К тому времени Азмира давно уже находилась по месту жительства и одиноко лежала в «холодной» кровати, обдумывая произошедшее за день. «Я абсолютно правильно сделала, что рассказала Андрею голую правду, – размышляла она с безысходной печалью, – еще до того непрезентабельного момента, как ему сообщил бы высокомерный папаша – пусть теперь все знают, что я не в высшей степени прожжённая «сука», и главной моей целью является отнюдь не же́нин хомут, одетый на состоятельного мужчину. Жалко, конечно, что не удалось вырваться из унылой, мерзопакостной жизни, но Холод парень хороший, и обманывать его – лично у меня не хватило бы де́вичьей совести. Ну и что, раз он по натуре чуть трусоватый и раз влиятельных «родаков» боится сверх всякой меры?.. В душе он очень совестливый, а главное, до безумия преданный – такой, уж точно, никогда и ни за что не предаст. Пусть всё идет своим чередом, и если Богу станет угодно соединить наши любящие сердца, значит, мы непременно будем с ним вместе. Ну, а ежели, нет? Так что же… разве только на нём свет клином сошелся? С моими-то внешним данными!.. Разумеется, я одна не останусь».

Так рассуждала Тагиева, пока не зазвонил ее сотовый телефон. «Кому я понадобилась в столь позднее время?» – задалась она недовольным вопросом, поднося к глазам новенький смартфон, представленный последней моделью iPhone-а. Оказалось, звонила белокурая «сменщица». «Этой-то чего ещё надо?» – недоброжелательно подивилась молодая путана, но все же ответила.

 

– Что случилось? – пробормотала она, обращаясь к близкой подруге и прекрасно осознавая, что в неурочный час по незначительным пустякам никто названивать не отважится.
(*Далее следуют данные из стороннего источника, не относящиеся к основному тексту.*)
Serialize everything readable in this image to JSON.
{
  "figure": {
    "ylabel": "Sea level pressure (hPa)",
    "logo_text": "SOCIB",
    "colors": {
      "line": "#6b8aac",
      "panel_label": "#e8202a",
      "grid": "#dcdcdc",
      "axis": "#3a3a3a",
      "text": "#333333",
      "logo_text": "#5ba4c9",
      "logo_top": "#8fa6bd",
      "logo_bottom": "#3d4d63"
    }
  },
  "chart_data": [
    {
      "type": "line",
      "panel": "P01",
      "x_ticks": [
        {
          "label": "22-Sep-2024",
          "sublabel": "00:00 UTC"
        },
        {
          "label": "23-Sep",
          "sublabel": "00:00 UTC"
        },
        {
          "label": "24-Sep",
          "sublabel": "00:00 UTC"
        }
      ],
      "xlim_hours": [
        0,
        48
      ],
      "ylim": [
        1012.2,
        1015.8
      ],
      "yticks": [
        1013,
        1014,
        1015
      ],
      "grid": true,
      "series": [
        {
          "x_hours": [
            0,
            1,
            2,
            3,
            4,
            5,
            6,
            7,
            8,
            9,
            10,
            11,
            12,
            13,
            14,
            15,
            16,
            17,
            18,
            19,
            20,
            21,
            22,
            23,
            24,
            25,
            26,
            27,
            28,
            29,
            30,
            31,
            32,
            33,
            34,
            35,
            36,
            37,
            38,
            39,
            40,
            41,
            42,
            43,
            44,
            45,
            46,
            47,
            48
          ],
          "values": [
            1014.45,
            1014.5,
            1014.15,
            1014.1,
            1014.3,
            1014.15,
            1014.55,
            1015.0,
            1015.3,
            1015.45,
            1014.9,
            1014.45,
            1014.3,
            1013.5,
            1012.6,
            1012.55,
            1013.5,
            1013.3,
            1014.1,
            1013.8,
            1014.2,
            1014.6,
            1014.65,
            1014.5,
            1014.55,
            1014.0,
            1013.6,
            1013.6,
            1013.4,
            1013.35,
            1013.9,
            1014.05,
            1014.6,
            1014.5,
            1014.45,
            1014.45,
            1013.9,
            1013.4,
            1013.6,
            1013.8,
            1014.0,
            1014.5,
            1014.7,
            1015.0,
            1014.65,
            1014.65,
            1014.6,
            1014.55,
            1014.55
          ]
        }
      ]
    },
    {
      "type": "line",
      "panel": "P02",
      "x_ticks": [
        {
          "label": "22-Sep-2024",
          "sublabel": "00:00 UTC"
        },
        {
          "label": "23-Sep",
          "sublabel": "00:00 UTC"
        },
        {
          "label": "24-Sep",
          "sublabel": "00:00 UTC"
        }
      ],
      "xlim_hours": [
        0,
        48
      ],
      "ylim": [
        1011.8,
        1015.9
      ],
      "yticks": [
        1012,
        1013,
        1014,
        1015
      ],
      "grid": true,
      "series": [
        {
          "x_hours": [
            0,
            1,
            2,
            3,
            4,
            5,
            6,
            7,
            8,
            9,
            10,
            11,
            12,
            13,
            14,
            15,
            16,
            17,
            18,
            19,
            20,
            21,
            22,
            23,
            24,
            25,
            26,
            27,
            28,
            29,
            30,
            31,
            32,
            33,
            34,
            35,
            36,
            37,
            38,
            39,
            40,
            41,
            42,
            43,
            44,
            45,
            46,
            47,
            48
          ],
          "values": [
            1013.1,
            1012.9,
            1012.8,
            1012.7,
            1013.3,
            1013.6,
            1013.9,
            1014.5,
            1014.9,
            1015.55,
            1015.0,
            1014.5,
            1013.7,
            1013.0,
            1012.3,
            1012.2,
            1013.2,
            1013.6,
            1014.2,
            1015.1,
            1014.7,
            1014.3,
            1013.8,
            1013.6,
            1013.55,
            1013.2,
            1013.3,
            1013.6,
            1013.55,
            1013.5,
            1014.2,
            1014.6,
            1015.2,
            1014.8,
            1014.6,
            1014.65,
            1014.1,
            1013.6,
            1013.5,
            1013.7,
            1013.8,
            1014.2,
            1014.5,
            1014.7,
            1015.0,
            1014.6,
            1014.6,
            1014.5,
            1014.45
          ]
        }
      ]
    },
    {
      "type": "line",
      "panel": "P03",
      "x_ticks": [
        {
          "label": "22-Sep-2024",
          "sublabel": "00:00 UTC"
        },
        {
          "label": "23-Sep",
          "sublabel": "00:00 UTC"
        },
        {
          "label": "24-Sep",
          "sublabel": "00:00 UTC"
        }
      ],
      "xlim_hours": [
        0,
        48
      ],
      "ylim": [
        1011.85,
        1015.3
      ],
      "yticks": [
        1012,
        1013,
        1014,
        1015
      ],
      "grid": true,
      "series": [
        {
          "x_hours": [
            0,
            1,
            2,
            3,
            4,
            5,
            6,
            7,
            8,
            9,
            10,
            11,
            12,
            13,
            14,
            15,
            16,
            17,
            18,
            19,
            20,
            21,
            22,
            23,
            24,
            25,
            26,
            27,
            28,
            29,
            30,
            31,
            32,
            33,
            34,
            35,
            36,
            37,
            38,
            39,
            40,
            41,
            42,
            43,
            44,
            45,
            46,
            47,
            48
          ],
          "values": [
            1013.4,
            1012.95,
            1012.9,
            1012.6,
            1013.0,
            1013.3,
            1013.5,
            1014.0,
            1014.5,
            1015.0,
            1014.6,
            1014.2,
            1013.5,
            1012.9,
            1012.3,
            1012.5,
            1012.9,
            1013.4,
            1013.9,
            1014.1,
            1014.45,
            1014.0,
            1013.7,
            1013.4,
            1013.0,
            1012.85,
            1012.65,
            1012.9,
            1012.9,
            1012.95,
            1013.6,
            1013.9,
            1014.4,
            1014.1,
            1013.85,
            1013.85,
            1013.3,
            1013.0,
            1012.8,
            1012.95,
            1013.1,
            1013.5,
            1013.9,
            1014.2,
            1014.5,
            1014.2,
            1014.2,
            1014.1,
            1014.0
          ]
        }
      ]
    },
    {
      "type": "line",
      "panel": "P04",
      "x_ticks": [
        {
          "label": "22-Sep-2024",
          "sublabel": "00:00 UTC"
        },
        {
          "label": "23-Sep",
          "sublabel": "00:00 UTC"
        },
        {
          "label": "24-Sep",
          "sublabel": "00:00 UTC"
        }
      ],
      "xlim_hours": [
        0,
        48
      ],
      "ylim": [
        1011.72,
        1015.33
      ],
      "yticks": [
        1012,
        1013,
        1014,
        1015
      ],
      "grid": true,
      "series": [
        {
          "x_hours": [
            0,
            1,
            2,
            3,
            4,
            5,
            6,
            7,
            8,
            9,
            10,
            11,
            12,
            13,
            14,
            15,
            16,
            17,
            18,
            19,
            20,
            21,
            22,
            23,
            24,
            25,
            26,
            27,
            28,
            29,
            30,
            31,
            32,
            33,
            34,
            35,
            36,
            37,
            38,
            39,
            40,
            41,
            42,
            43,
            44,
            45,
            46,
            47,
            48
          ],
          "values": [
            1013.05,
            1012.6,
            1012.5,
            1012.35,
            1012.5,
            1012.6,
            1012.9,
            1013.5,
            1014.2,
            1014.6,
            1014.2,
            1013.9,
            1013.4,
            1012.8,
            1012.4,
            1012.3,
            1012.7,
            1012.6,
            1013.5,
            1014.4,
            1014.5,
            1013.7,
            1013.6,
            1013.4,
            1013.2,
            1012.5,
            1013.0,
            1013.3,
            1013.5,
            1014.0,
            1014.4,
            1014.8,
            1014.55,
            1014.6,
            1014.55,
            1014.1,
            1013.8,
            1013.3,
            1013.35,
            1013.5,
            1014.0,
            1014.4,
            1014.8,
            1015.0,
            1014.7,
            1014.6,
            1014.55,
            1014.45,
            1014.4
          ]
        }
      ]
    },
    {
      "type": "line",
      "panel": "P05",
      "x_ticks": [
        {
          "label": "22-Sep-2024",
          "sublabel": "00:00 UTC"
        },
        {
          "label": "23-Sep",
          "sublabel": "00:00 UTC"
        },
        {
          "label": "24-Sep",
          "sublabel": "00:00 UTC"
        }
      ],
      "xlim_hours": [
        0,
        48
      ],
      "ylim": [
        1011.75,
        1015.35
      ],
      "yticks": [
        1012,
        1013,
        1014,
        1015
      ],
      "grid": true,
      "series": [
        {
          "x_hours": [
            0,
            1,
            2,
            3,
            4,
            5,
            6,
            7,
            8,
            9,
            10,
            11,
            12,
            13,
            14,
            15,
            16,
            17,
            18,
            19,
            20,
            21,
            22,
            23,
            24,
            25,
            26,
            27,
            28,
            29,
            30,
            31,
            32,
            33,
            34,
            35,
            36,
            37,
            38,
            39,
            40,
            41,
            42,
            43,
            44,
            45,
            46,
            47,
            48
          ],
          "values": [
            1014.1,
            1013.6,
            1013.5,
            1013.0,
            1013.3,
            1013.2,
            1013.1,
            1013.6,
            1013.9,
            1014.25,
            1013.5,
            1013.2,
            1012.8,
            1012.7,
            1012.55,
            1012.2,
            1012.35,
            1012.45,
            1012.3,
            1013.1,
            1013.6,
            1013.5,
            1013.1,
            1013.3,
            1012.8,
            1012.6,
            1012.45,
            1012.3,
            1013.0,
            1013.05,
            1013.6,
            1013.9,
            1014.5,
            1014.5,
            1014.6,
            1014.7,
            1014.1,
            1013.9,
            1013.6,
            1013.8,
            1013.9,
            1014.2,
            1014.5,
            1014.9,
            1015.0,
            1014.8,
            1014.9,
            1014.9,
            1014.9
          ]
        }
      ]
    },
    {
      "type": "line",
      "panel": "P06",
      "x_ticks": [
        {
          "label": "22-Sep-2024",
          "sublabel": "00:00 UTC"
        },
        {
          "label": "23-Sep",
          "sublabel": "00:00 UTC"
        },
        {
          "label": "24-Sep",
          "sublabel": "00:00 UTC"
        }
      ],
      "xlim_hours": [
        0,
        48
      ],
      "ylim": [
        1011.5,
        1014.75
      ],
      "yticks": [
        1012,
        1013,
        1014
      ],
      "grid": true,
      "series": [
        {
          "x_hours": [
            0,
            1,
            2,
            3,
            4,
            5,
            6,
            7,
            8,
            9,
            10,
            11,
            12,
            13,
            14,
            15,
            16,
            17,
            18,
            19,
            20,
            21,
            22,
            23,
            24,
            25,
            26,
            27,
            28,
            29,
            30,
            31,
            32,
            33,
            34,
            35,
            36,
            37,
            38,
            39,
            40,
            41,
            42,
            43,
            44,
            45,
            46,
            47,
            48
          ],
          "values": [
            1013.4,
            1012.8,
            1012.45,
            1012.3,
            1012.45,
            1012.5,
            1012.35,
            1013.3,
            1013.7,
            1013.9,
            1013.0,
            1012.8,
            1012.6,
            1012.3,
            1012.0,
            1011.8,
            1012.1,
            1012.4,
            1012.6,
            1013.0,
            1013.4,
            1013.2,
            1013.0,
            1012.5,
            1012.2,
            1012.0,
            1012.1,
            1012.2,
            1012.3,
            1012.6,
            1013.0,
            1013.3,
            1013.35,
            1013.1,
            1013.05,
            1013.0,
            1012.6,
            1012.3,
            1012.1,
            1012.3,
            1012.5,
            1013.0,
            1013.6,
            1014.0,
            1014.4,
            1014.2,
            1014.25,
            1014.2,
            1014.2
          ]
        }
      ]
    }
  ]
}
С той стороны послышался заплаканный голос, принадлежавший зашуганной коллеге по нездоровому бизнесу. Срывавшимся от боли и ужаса голосом Анжелика проговорила:

– Мира, помоги мне, пожалуйста, – послышались жалкие всхлипывания, – я попала в беду – мне очень нужна твоя неотложная помощь.

Пока она говорила, и Беркутов, и его огромный товарищ, предоставив измученной жертве один телефонный звонок и убедившись, что она звони́т именно тому, кому надо (а не, скажем, в полицию), направились к захваченному автомобилю, преспокойненько в него «погрузились», незамысловато пустили в работу и вывели на прямое направление, собираясь следовать к неотдалённому городу. Услышав тарахтевший шум отъезжавшей автомашины, Азмира, находившаяся на том конце сотовой связи, отчётливо поняла, что давняя подруга находится где-то на улице, и решила уточнить конкретное место:

– Ты сейчас где? Куда мне приехать?

Подробно объяснив, куда ее злодейская судьба завела, и, не переставая плакать, Гордеева попросила поторопится. Действуя по неписанному закону взаимной выручки, Тагиева позвонила в ночное такси, а заказав к дому мобильный транспорт, принялась собираться в непростую дорогу. На улице уже почти рассвело: время на циферблате близилось к четырём утра́.

Тем временем двое преступных друзей, решивших «подмять под себя» весь незаконный предпринимательский бизнес, направленный на оказание в Иванове сексуальных услуг, продвигались по ярославской дороге и находились в угнанной «Волге». Продуманные и деловые, они решили предоставить развратным девочкам поговорить без непосредственного присутствия; а заодно (как уже сказано, солнце вовсю выходило из-за восточного горизонта) им в спешном порядке надлежало избавиться от мёртвого трупа. Они, конечно, могли закопать его на новота́лицком кладбище, но предприимчивую голову Константина посетила идея получше… Однако доводить ее до туповатого подельника он сразу не стал, а молча обдумывал, пока они двигались по загородной дороге.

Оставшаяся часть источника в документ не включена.